Dresden - Fehlstart, Achterbahnfahrt mit dem späten Aus im Play-off-Halbfinale: Eine irre, aber erfolgreiche Eislöwen-Saison ist zu Ende.

Marco Eisenhut steht auch in der kommenden Saison im Eislöwen-Kasten.
Marco Eisenhut steht auch in der kommenden Saison im Eislöwen-Kasten.  © Lutz Hentschel

Coach Bradley Gratton freut sich jetzt auf die Fan-Party im Löwenkäfig am Freitag (ab 18.30 Uhr) und dann auf zehn Tage Urlaub auf einer Insel ohne Handynetz ...

Seine DEL2-Reise mit dem neuen Team geht für den Kanadier ab August in Dresden weiter. Jetzt war Zeit für ein Fazit.

Seine größte Erkenntnis aus den zurückliegenden fünfeinhalb Monaten: "Manchmal musst du im Leben verlieren, um zu gewinnen." Was Gratton in dieser Saison gelernt hat, war "so viel wie noch nie zuvor".

Nach dem K.o. gegen die Frankfurter Löwen meinte der 48-Jährige, dass die Hessen ein Vorbild für ihn sind: "Sie haben keine wirklichen Top-Stars, aber die Mischung aus jungen und alten Spielern sorgt für ein gutes Gefüge. Alle ziehen an einem Strang."

Dies möchte er für kommende Saison bei den Eislöwen erreichen. Die Kaderplanung läuft. Verraten wurde am Mittwoch nur, dass Keeper Marco Eisenhut bleibt.

Eine wichtige Personalie! "Mit den anderen Spielern sprechen wir aktuell, deshalb werden wir auch noch nicht sagen, wer uns verlassen muss", so Gratton.

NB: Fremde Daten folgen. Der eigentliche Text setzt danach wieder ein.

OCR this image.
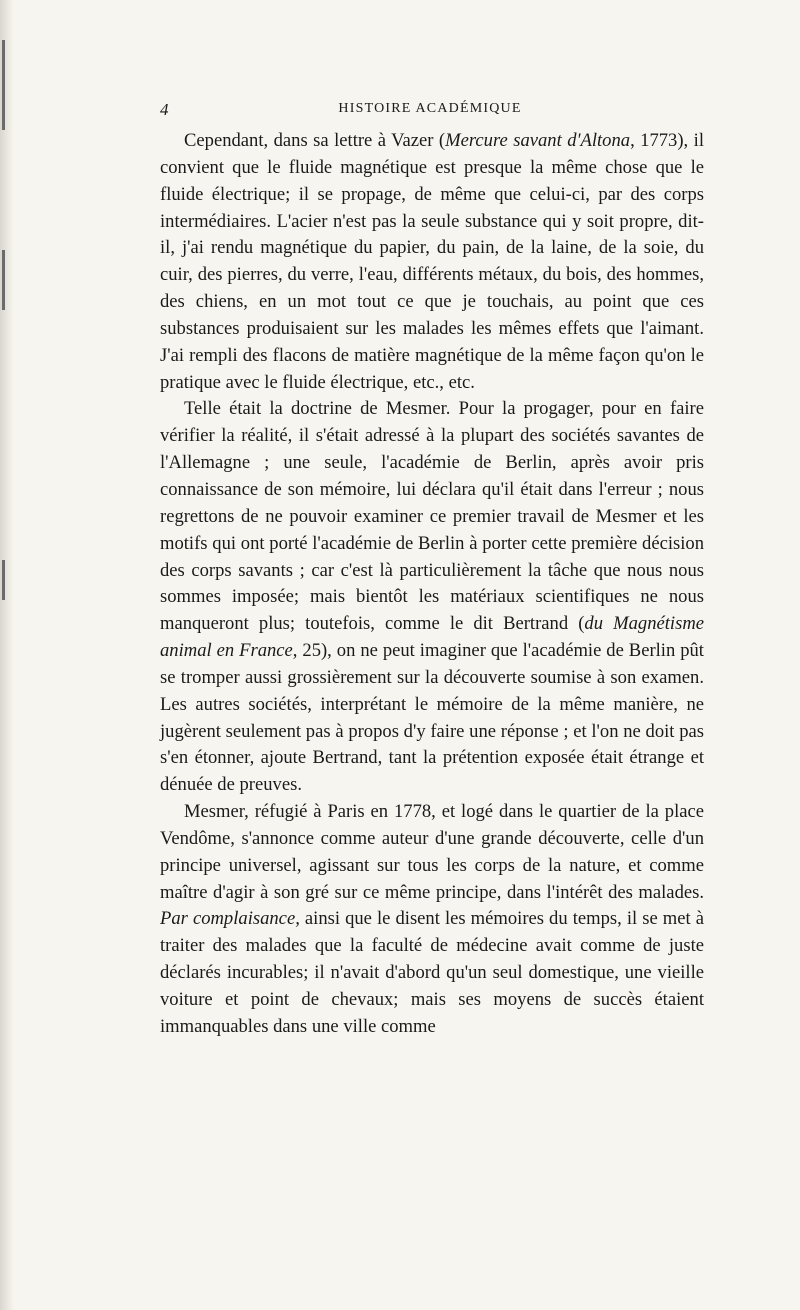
4	HISTOIRE ACADÉMIQUE

Cependant, dans sa lettre à Vazer (Mercure savant d'Altona, 1773), il convient que le fluide magnétique est presque la même chose que le fluide électrique; il se propage, de même que celui-ci, par des corps intermédiaires. L'acier n'est pas la seule substance qui y soit propre, dit-il, j'ai rendu magnétique du papier, du pain, de la laine, de la soie, du cuir, des pierres, du verre, l'eau, différents métaux, du bois, des hommes, des chiens, en un mot tout ce que je touchais, au point que ces substances produisaient sur les malades les mêmes effets que l'aimant. J'ai rempli des flacons de matière magnétique de la même façon qu'on le pratique avec le fluide électrique, etc., etc.

Telle était la doctrine de Mesmer. Pour la progager, pour en faire vérifier la réalité, il s'était adressé à la plupart des sociétés savantes de l'Allemagne ; une seule, l'académie de Berlin, après avoir pris connaissance de son mémoire, lui déclara qu'il était dans l'erreur ; nous regrettons de ne pouvoir examiner ce premier travail de Mesmer et les motifs qui ont porté l'académie de Berlin à porter cette première décision des corps savants ; car c'est là particulièrement la tâche que nous nous sommes imposée; mais bientôt les matériaux scientifiques ne nous manqueront plus; toutefois, comme le dit Bertrand (du Magnétisme animal en France, 25), on ne peut imaginer que l'académie de Berlin pût se tromper aussi grossièrement sur la découverte soumise à son examen. Les autres sociétés, interprétant le mémoire de la même manière, ne jugèrent seulement pas à propos d'y faire une réponse ; et l'on ne doit pas s'en étonner, ajoute Bertrand, tant la prétention exposée était étrange et dénuée de preuves.

Mesmer, réfugié à Paris en 1778, et logé dans le quartier de la place Vendôme, s'annonce comme auteur d'une grande découverte, celle d'un principe universel, agissant sur tous les corps de la nature, et comme maître d'agir à son gré sur ce même principe, dans l'intérêt des malades. Par complaisance, ainsi que le disent les mémoires du temps, il se met à traiter des malades que la faculté de médecine avait comme de juste déclarés incurables; il n'avait d'abord qu'un seul domestique, une vieille voiture et point de chevaux; mais ses moyens de succès étaient immanquables dans une ville comme
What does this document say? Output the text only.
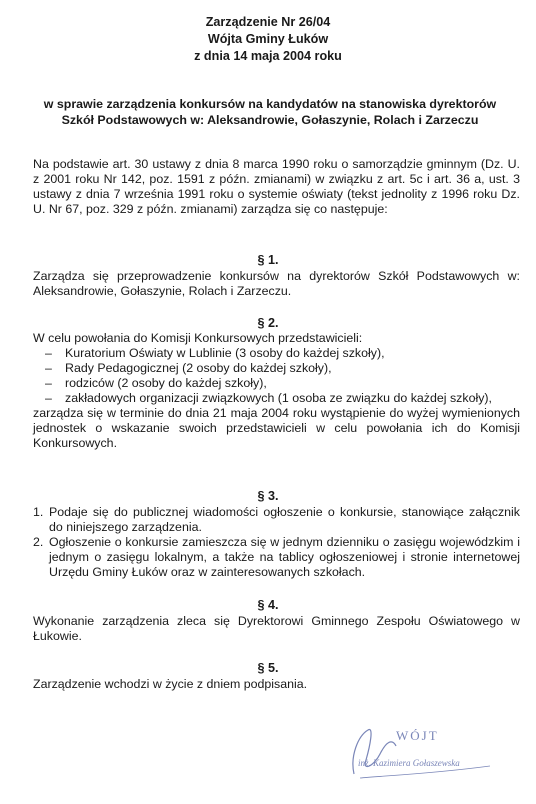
Zarządzenie Nr 26/04
Wójta Gminy Łuków
z dnia 14 maja 2004 roku
w sprawie zarządzenia konkursów na kandydatów na stanowiska dyrektorów
Szkół Podstawowych w: Aleksandrowie, Gołaszynie, Rolach i Zarzeczu
Na podstawie art. 30 ustawy z dnia 8 marca 1990 roku o samorządzie gminnym (Dz. U. z 2001 roku Nr 142, poz. 1591 z późn. zmianami) w związku z art. 5c i art. 36 a, ust. 3 ustawy z dnia 7 września 1991 roku o systemie oświaty (tekst jednolity z 1996 roku Dz. U. Nr 67, poz. 329 z późn. zmianami) zarządza się co następuje:
§ 1.
Zarządza się przeprowadzenie konkursów na dyrektorów Szkół Podstawowych w: Aleksandrowie, Gołaszynie, Rolach i Zarzeczu.
§ 2.
W celu powołania do Komisji Konkursowych przedstawicieli:
– Kuratorium Oświaty w Lublinie (3 osoby do każdej szkoły),
– Rady Pedagogicznej (2 osoby do każdej szkoły),
– rodziców (2 osoby do każdej szkoły),
– zakładowych organizacji związkowych (1 osoba ze związku do każdej szkoły),
zarządza się w terminie do dnia 21 maja 2004 roku wystąpienie do wyżej wymienionych jednostek o wskazanie swoich przedstawicieli w celu powołania ich do Komisji Konkursowych.
§ 3.
1. Podaje się do publicznej wiadomości ogłoszenie o konkursie, stanowiące załącznik do niniejszego zarządzenia.
2. Ogłoszenie o konkursie zamieszcza się w jednym dzienniku o zasięgu wojewódzkim i jednym o zasięgu lokalnym, a także na tablicy ogłoszeniowej i stronie internetowej Urzędu Gminy Łuków oraz w zainteresowanych szkołach.
§ 4.
Wykonanie zarządzenia zleca się Dyrektorowi Gminnego Zespołu Oświatowego w Łukowie.
§ 5.
Zarządzenie wchodzi w życie z dniem podpisania.
WÓJT
inż. Kazimiera Gołaszewska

Jordan Knackstedt ließ mit seinem Treffer am Dienstagabend die Eislöwen-Fans nochmal auf einen Sieg gegen Frankfurt hoffen, am Ende reichte es nicht. Der Kanadier war das Gehirn des Teams, machte 98 Punkte und es wäre wichtig, wenn er ein Dresdner bleibt.
Jordan Knackstedt ließ mit seinem Treffer am Dienstagabend die Eislöwen-Fans nochmal auf einen Sieg gegen Frankfurt hoffen, am Ende reichte es nicht. Der Kanadier war das Gehirn des Teams, machte 98 Punkte und es wäre wichtig, wenn er ein Dresdner bleibt.  © Lutz Hentschel

Sein Boss, Thomas Barth, redete aber auch nicht um den heißen Brei herum. "Das Saisonergebnis ist gut, aber der Weg dahin war sehr schwierig. Wir lassen uns vom Erreichen des Halbfinales nicht die Sinne vernebeln. Wir haben Baustellen, die wurden auch gegen Frankfurt deutlich", so der sportliche Geschäftsführer.

"Das sind für mich die Themen Geschwindigkeit, defensive Stabilität und Verkehr vorm Tor. Da müssen wir ran."

Und eins brennt ihm richtig unter den Nägeln: "Wir haben sieben von acht Derbys verloren. Wir brauchen da andere Auftritte. Auch wenn wir jetzt im Halbfinale waren, wir haben 4:11 in Crimmitschau verloren." Der Stachel sitzt!

Dass trotz der Achterbahn-Reise am Ende der Funke vom Eis aufs Publikum übergesprungen ist, dies wollen die Eislöwen in die neue Saison mitnehmen.

Die Stimmung in den Play-off-Spielen war überragend. Und so kann der Zweitligist nach 66 Partien mit fast 30.000 Bus-Kilometern auch dank fast 85.000 Zuschauern in der Saison feststellen: Ende gut, alles gut!